According to Novak, two senior Admin officials said that the wife suggested Mr. Wilson for the job. Is it only the CIA that makes suggestions for this sort of mission? Surely a Ms. Wilson working in Defense, State, or even the White House could have been in a position to offer such a suggestion, since all of those areas have intelligence people, and people who work with them.

Meanwhile, Novak is clear that the CIA implied that Ms. Wilson works there (or why would they use her to contact the hubby?)

So, at a minimum, the CIA confirmed that Ms. Wilson was with the Agency. At a maximim, they were the only source. Is this how the CIA discusses its super-top-secret operatives? Maybe she is a minor contract player, or some such.

Now, Corn knows he is just having fun. Look at what he says after the selective excerpt:

"The sources for Novak's assertion about Wilson's wife appear to be "two senior administration officials." If so, a pair of top Bush officials told a reporter the name of a CIA operative who apparently has worked under what's known as "nonofficial cover" ..."

Well, yes, they "appear to be" if you rely on his excerpt. If you read Novak, the source appears to be, less dramatically, the CIA.

There is more fun throughout Corn's piece. Wilson won't confirm that his wife is CIA, so Corn and Wilson trade exciting hypotheticals - "Without acknowledging whether she is a deep-cover CIA employee, Wilson says, "Naming her this way would have compromised every operation, every relationship, every network with which she had been associated in her entire career. This is the stuff of Kim Philby and Aldrich Ames." "

Yes, and if I were Bill Gates, I would give everyone who has commented at this site today one million dollars! Make that two million! But don't rush out and spend it yet, because if I am not Bill Gates, then (sorry), I won't. And if Ms. Wilson is not a super-top-secret operative, then what has been compromised, and what is the column about?

Leaving us where? Mr. Wilson has already demonstrated a selective memory, and quite probably annoyed some CIA folks (OK, White House too) with his misleading NY Times piece. Does he want to talk about his own deficiencies as a reporter, or paint himself as a victim? This attempt to change the subject may buy a bit of time, and the spotllight may shift.

And is Mr. Corn even keeping a straight face while he types this? C'mon, find one fact in this column supporting Corn's theory. Wilson delivers a non-denial denial to the question of whether his wife contacted him as Novak asserts. And as to Novak's sources, the closest we come to support for Corn is Wilson saying this:

"And Wilson says Novak told him that his sources were administration officials. "

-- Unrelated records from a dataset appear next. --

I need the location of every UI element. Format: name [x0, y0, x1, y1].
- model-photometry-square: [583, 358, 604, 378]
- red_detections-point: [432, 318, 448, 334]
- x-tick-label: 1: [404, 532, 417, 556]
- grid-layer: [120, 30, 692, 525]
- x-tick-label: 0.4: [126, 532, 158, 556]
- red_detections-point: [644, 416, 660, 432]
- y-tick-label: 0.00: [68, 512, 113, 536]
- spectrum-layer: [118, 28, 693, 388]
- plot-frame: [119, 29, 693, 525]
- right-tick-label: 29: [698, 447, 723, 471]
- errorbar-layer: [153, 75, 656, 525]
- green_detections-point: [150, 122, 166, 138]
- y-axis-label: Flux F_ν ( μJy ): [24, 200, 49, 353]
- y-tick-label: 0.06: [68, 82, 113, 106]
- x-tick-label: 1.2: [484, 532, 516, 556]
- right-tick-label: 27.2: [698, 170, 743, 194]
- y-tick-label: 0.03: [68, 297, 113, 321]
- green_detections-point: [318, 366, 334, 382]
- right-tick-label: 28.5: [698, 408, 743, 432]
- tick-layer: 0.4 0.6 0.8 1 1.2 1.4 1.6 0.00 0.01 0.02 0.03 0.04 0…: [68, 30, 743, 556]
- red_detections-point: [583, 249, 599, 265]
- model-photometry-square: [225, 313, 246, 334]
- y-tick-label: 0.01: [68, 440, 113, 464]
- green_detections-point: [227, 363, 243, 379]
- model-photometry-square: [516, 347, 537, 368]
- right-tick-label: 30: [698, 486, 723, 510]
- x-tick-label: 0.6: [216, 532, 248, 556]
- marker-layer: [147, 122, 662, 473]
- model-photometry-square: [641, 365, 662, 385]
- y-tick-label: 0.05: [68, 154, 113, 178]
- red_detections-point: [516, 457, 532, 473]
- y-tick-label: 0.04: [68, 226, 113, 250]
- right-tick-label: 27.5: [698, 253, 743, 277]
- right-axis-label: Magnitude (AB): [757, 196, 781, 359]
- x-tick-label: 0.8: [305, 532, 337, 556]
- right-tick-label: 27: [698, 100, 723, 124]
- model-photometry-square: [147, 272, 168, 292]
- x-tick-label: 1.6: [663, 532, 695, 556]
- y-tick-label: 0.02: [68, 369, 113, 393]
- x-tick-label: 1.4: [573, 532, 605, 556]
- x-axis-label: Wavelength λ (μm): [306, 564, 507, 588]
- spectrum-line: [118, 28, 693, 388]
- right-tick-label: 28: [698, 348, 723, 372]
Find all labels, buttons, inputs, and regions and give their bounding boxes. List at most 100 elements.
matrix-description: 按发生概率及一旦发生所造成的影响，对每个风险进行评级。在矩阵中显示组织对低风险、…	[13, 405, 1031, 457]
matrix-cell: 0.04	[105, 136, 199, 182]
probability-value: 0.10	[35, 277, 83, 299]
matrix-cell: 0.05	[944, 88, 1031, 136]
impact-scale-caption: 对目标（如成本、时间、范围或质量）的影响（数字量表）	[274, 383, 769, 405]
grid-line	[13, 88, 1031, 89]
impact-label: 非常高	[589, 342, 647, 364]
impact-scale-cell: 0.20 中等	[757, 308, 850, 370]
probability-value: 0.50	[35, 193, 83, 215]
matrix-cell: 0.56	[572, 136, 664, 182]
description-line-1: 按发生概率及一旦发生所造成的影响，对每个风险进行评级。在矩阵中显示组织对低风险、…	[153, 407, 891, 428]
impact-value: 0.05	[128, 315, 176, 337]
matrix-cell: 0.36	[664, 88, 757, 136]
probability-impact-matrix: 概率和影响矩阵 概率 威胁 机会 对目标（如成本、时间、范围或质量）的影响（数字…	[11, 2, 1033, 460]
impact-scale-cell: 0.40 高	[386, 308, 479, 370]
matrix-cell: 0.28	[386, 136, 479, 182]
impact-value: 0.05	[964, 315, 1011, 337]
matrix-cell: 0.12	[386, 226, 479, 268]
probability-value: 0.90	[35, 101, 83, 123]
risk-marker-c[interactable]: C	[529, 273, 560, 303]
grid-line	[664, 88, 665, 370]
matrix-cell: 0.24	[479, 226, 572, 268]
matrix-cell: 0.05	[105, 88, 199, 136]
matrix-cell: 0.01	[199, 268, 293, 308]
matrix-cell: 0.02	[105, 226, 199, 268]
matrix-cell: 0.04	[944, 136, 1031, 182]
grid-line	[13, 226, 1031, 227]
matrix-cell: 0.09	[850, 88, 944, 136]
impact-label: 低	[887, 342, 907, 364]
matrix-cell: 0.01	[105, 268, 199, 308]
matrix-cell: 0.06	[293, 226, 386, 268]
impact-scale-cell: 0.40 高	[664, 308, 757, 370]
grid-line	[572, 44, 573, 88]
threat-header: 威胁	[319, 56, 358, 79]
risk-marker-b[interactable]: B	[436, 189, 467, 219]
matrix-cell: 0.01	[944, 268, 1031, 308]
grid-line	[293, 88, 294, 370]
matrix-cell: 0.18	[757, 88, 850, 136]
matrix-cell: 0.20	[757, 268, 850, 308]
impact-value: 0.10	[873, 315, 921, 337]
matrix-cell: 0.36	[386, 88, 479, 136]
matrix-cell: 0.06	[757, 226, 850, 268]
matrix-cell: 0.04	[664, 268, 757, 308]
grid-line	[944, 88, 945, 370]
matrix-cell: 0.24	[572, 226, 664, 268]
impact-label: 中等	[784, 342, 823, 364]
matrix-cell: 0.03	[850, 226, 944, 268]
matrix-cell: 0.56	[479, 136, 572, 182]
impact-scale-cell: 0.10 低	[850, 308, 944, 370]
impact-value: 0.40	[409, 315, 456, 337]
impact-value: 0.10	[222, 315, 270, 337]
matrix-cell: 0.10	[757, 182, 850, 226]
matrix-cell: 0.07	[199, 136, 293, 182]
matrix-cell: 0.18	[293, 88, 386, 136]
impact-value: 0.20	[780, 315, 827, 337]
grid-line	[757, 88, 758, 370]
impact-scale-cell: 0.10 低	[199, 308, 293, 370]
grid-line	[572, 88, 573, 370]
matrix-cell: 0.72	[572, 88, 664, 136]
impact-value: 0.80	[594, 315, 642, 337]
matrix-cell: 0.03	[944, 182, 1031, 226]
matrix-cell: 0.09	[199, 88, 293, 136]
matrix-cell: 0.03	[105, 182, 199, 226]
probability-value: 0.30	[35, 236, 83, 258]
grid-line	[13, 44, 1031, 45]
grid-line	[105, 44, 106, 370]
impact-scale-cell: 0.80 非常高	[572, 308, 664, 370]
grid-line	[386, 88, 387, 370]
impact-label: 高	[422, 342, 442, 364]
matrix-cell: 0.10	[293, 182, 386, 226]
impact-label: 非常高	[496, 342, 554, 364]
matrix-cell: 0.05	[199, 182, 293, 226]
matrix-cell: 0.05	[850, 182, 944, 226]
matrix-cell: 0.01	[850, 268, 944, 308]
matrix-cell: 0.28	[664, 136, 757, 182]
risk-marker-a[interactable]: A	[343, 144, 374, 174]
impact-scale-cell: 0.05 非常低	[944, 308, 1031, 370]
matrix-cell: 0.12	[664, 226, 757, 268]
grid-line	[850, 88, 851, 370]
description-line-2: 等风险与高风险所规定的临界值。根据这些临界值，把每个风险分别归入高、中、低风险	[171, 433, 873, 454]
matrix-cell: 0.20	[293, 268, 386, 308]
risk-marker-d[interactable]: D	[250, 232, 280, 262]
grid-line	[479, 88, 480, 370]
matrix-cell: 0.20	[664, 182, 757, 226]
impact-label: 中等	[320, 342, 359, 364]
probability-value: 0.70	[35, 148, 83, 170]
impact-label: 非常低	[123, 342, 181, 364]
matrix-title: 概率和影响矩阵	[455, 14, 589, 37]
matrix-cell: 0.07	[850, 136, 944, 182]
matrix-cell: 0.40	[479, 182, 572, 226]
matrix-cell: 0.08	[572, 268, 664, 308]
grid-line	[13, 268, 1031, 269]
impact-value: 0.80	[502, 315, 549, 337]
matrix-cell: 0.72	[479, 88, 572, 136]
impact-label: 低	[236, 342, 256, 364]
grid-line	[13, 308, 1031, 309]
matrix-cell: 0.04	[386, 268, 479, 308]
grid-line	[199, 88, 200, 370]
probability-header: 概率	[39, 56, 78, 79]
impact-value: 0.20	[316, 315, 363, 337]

ALL Novak's sources were Admin officials? It is clear from his column that Novak had multiple sources, including Admin officials and CIA. Could Mr. Wilson's selective memory be acting up again? Might Novak have been answering incompletely, or answering an incomplete question, when he told Wilson about Admin officials?

Wilson has an axe to grind, we don't know what he and Novak said, and the rest of this column is fluff.

Well, that's my case. I am still not thrilled with the presentation, but I definitely have a point hidden here somewhere.

Posted by: Tom Maguire on July 17, 2003 08:41 PM

Let's just bring this thing about Plame full circle. If the meanest take on this story is true, then an administration that argued illicit weapons alledgedly held by Iraq were a threat to US security and so justified war, has just undermined its own efforts to dig out illicit weapons in other place where they might be a threat to the US. In order to do what? Not to make us safer, certainly. Not to contradict Wilson's statements, even, but only to suggest that an extraordinarily successful diplomat with experience in both Niger and Iraq got an assignment to look into a link between Niger and Iraq through nepotism, rather than because he was the right man for the job. Or maybe to make an example of the family of a man that had cause Bush trouble.

Please, don't let this be true.

Posted by: K Harris on July 18, 2003 07:41 AM

I think the presentation isn't bad, Tom. And even skimming, you seem to have a pretty good point. It's Sunday now, and I notice I haven't heard any more about this.